As reações vieram aos montes de toda a região. Mohammad Omar é um blogueiro jordaniano. Ele escreve [ar]:

[كنت أعيش في] حلقة مفرغة إذن، حلقة تدور حول نفسها تبحث عن إجابة السؤال “البسيط”، الذي طرح قبل 150 عاما، مع “بداية عصر النهضة العربية”، ويعاد طرحه يوميا منذ “خمسين عاما على هزيمة الثقافة العربية”،، لماذا تخلفنا وتقدم غيرنا؟…

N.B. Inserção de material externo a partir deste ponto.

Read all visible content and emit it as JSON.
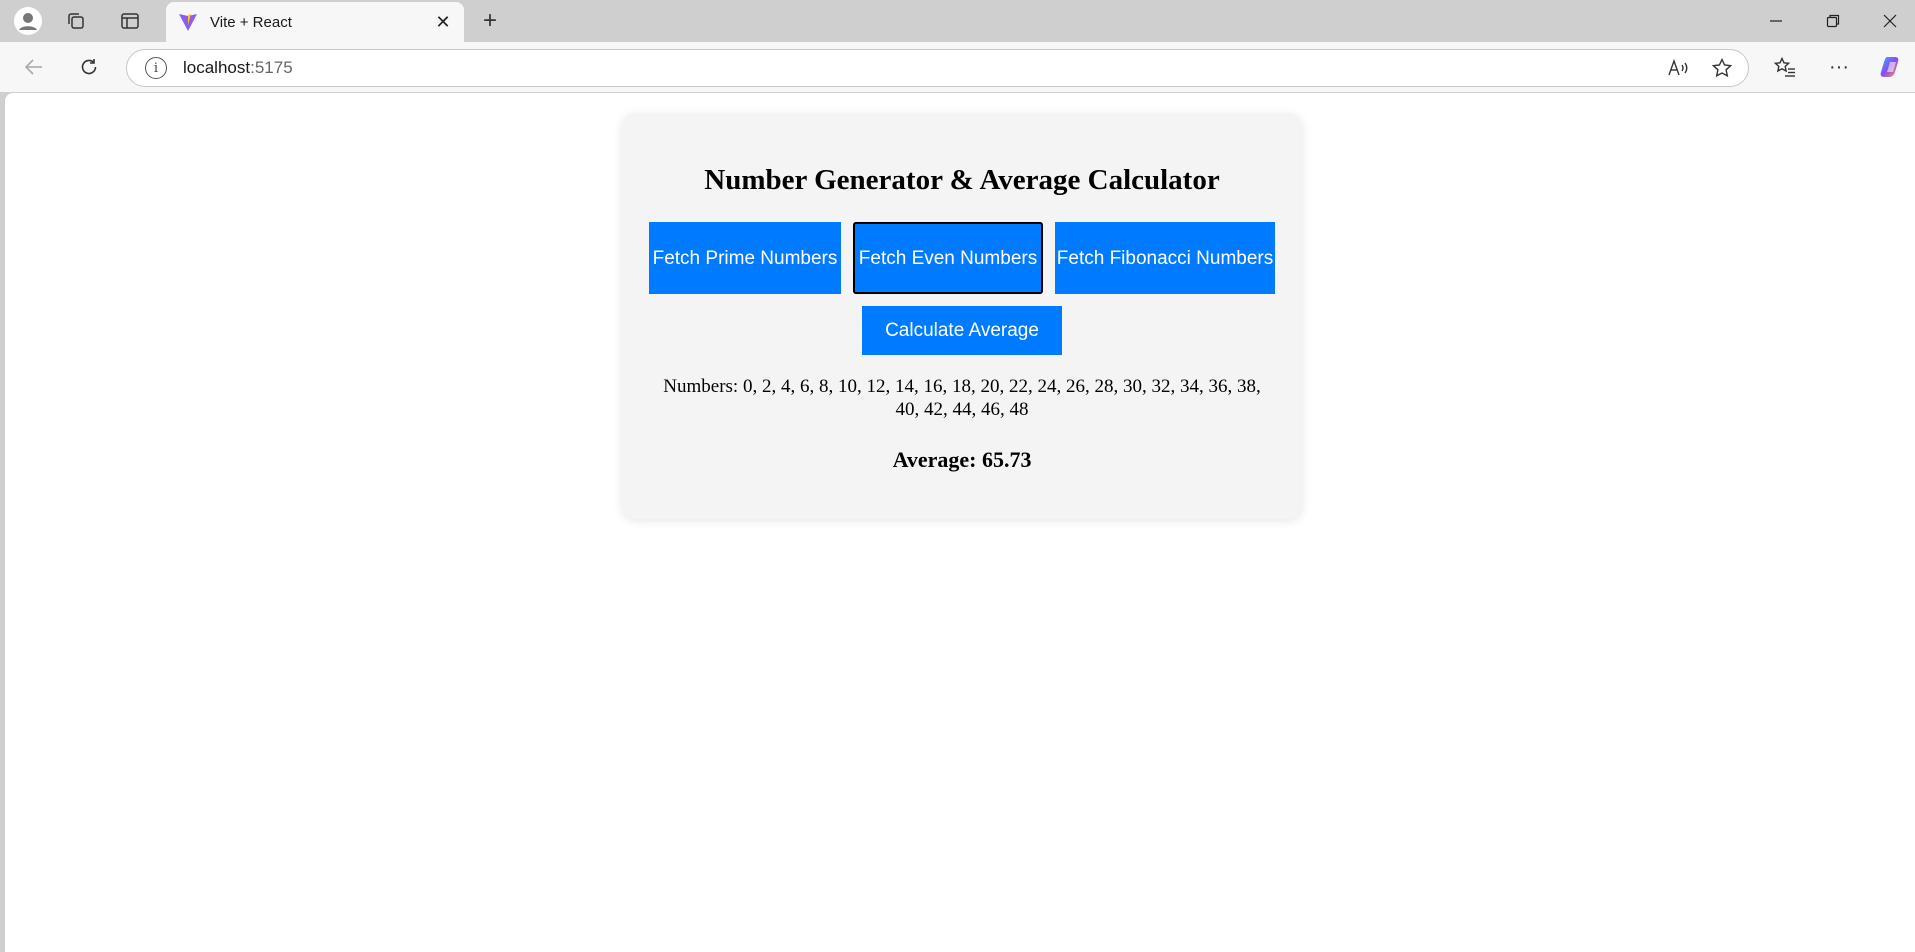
{
  "browser": {
    "tab_title": "Vite + React",
    "url_host": "localhost",
    "url_port": ":5175"
  },
  "app": {
    "title": "Number Generator & Average Calculator",
    "buttons": {
      "prime": "Fetch Prime Numbers",
      "even": "Fetch Even Numbers",
      "fibonacci": "Fetch Fibonacci Numbers",
      "average": "Calculate Average"
    },
    "numbers_text": "Numbers: 0, 2, 4, 6, 8, 10, 12, 14, 16, 18, 20, 22, 24, 26, 28, 30, 32, 34, 36, 38, 40, 42, 44, 46, 48",
    "average_text": "Average: 65.73"
  },
  "colors": {
    "button_blue": "#007bff",
    "card_background": "#f4f4f4"
  }
}
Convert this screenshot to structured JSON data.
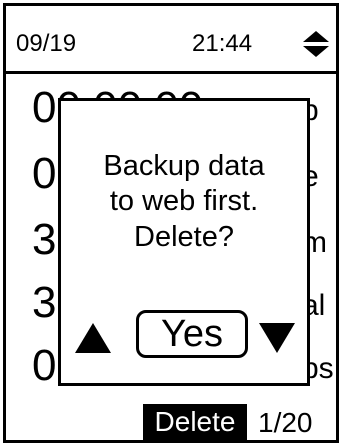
{
  "status_bar": {
    "date": "09/19",
    "time": "21:44",
    "sort_icon": "up-down-triangle-icon"
  },
  "list": {
    "rows": [
      {
        "value": "00:00:00",
        "label": "p"
      },
      {
        "value": "0",
        "label": "e"
      },
      {
        "value": "3",
        "label": "m"
      },
      {
        "value": "3",
        "label": "al"
      },
      {
        "value": "0",
        "label": "ps"
      }
    ]
  },
  "dialog": {
    "message_lines": [
      "Backup data",
      "to web first.",
      "Delete?"
    ],
    "confirm_label": "Yes",
    "prev_icon": "triangle-up-icon",
    "next_icon": "triangle-down-icon"
  },
  "footer": {
    "delete_label": "Delete",
    "page": "1/20"
  }
}
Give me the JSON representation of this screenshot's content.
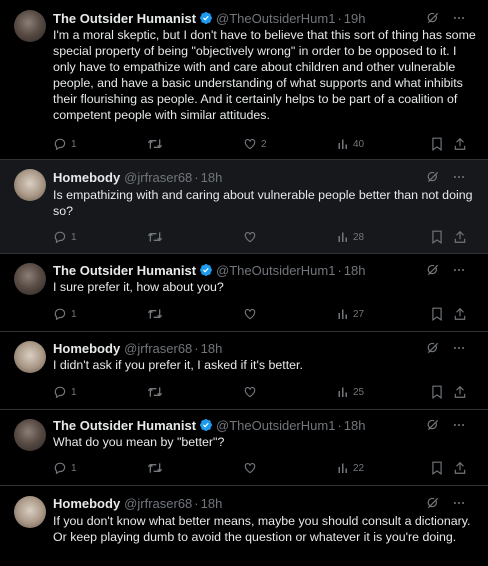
{
  "tweets": [
    {
      "author": "The Outsider Humanist",
      "verified": true,
      "handle": "@TheOutsiderHum1",
      "time": "19h",
      "text": "I'm a moral skeptic, but I don't have to believe that this sort of thing has some special property of being \"objectively wrong\" in order to be opposed to it. I only have to empathize with and care about children and other vulnerable people, and have a basic understanding of what supports and what inhibits their flourishing as people. And it certainly helps to be part of a coalition of competent people with similar attitudes.",
      "replies": "1",
      "retweets": "",
      "likes": "2",
      "views": "40"
    },
    {
      "author": "Homebody",
      "verified": false,
      "handle": "@jrfraser68",
      "time": "18h",
      "text": "Is empathizing with and caring about vulnerable people better than not doing so?",
      "replies": "1",
      "retweets": "",
      "likes": "",
      "views": "28"
    },
    {
      "author": "The Outsider Humanist",
      "verified": true,
      "handle": "@TheOutsiderHum1",
      "time": "18h",
      "text": "I sure prefer it, how about you?",
      "replies": "1",
      "retweets": "",
      "likes": "",
      "views": "27"
    },
    {
      "author": "Homebody",
      "verified": false,
      "handle": "@jrfraser68",
      "time": "18h",
      "text": "I didn't ask if you prefer it, I asked if it's better.",
      "replies": "1",
      "retweets": "",
      "likes": "",
      "views": "25"
    },
    {
      "author": "The Outsider Humanist",
      "verified": true,
      "handle": "@TheOutsiderHum1",
      "time": "18h",
      "text": "What do you mean by \"better\"?",
      "replies": "1",
      "retweets": "",
      "likes": "",
      "views": "22"
    },
    {
      "author": "Homebody",
      "verified": false,
      "handle": "@jrfraser68",
      "time": "18h",
      "text": "If you don't know what better means, maybe you should consult a dictionary. Or keep playing dumb to avoid the question or whatever it is you're doing.",
      "replies": "",
      "retweets": "",
      "likes": "",
      "views": ""
    }
  ],
  "colors": {
    "background": "#000000",
    "highlight": "#16181c",
    "muted": "#71767b",
    "verified": "#1d9bf0",
    "text": "#e7e9ea"
  },
  "icons": [
    "verified-badge-icon",
    "grok-icon",
    "more-icon",
    "reply-icon",
    "retweet-icon",
    "like-icon",
    "views-icon",
    "bookmark-icon",
    "share-icon"
  ]
}
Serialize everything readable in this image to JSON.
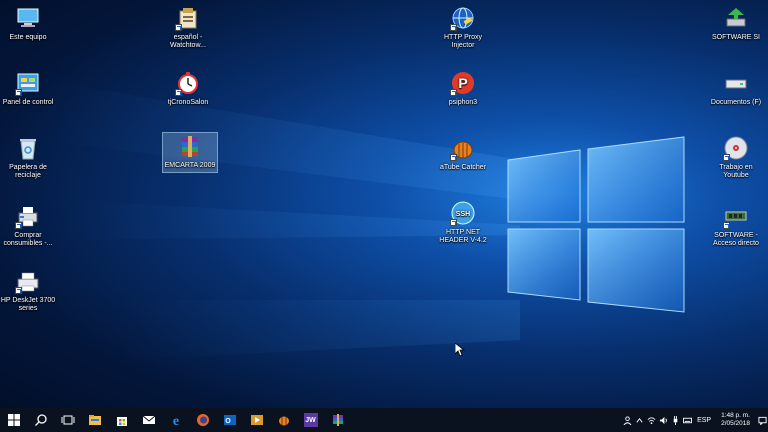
{
  "desktop": {
    "icons": {
      "este_equipo": "Este equipo",
      "panel_control": "Panel de control",
      "papelera": "Papelera de reciclaje",
      "comprar": "Comprar consumibles -...",
      "hp_deskjet": "HP DeskJet 3700 series",
      "espanol": "español - Watchtow...",
      "tjcrono": "tjCronoSalon",
      "emcarta": "EMCARTA 2009",
      "http_proxy": "HTTP Proxy Injector",
      "psiphon": "psiphon3",
      "atube": "aTube Catcher",
      "http_net": "HTTP NET HEADER V-4.2",
      "software_si": "SOFTWARE SI",
      "documentos": "Documentos (F)",
      "trabajo": "Trabajo en Youtube",
      "software_acceso": "SOFTWARE - Acceso directo"
    }
  },
  "taskbar": {
    "icons": [
      "start-icon",
      "search-icon",
      "task-view-icon",
      "file-explorer-icon",
      "store-icon",
      "mail-icon",
      "edge-icon",
      "firefox-icon",
      "outlook-icon",
      "media-player-icon",
      "atube-taskbar-icon",
      "jw-icon",
      "winrar-taskbar-icon"
    ],
    "jw_label": "JW",
    "language": "ESP",
    "time": "1:48 p. m.",
    "date": "2/05/2018"
  },
  "colors": {
    "taskbar": "#0a1220",
    "accent": "#1f7fe0"
  }
}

بهذا السؤال بدأ الجابري مشروعه في نقد “العقل العربي”،،، وأسس لمفهوم “العقل المستقيل”،،،
عندما تعرفت على مؤلفات الجابري حينها، اختلفت كل نظرتي، لا بل وطريقة حياتي، فلم اعد ذاك الشاب الذي تكفيه النصوص وحفظها، ولا يكفيه الإعجاب بالجمل الثورية، وبالشخوص،،،
الجابري هو بداية رحلتي من اليقين إلى الشك، هو “لحظة وعي”، اشراقة،،،

[Eu vivia num] círculo vicioso, numa volta que se movimentava ao redor de si mesma procurando uma resposta àquela pergunta “simples” feita 150 anos atrás no “início da Renascença Árabe,” e que estamos sempre nos fazendo todos os dias desde “a derrota da cultura árabe” 50 anos atrás: por que outros avançam enquanto nós ficamos para trás?
Esta pergunta foi o ponto de início do projeto de al-Jabri para a análise crítica encontrada no “The Arab Mind” [A mente árabe, em inglês], e encontra-se na base de seu conceito: “a resignação da mente.”
Quando entrei em contato com o trabalho de al-Jabri pela primeira vez, mudei minhas opiniões, e mesmo meu estilo de vida, completamente. Não mais era aquele jovem que meramente lia e memorizava alguns textos ou que ficava satisfeito com a simples admiração por frases ou personalidades revolucionárias.
Al-Jabri é o começo de minha jornada da certeza para a dúvida. É o meu momento de conscientização; uma iluminação.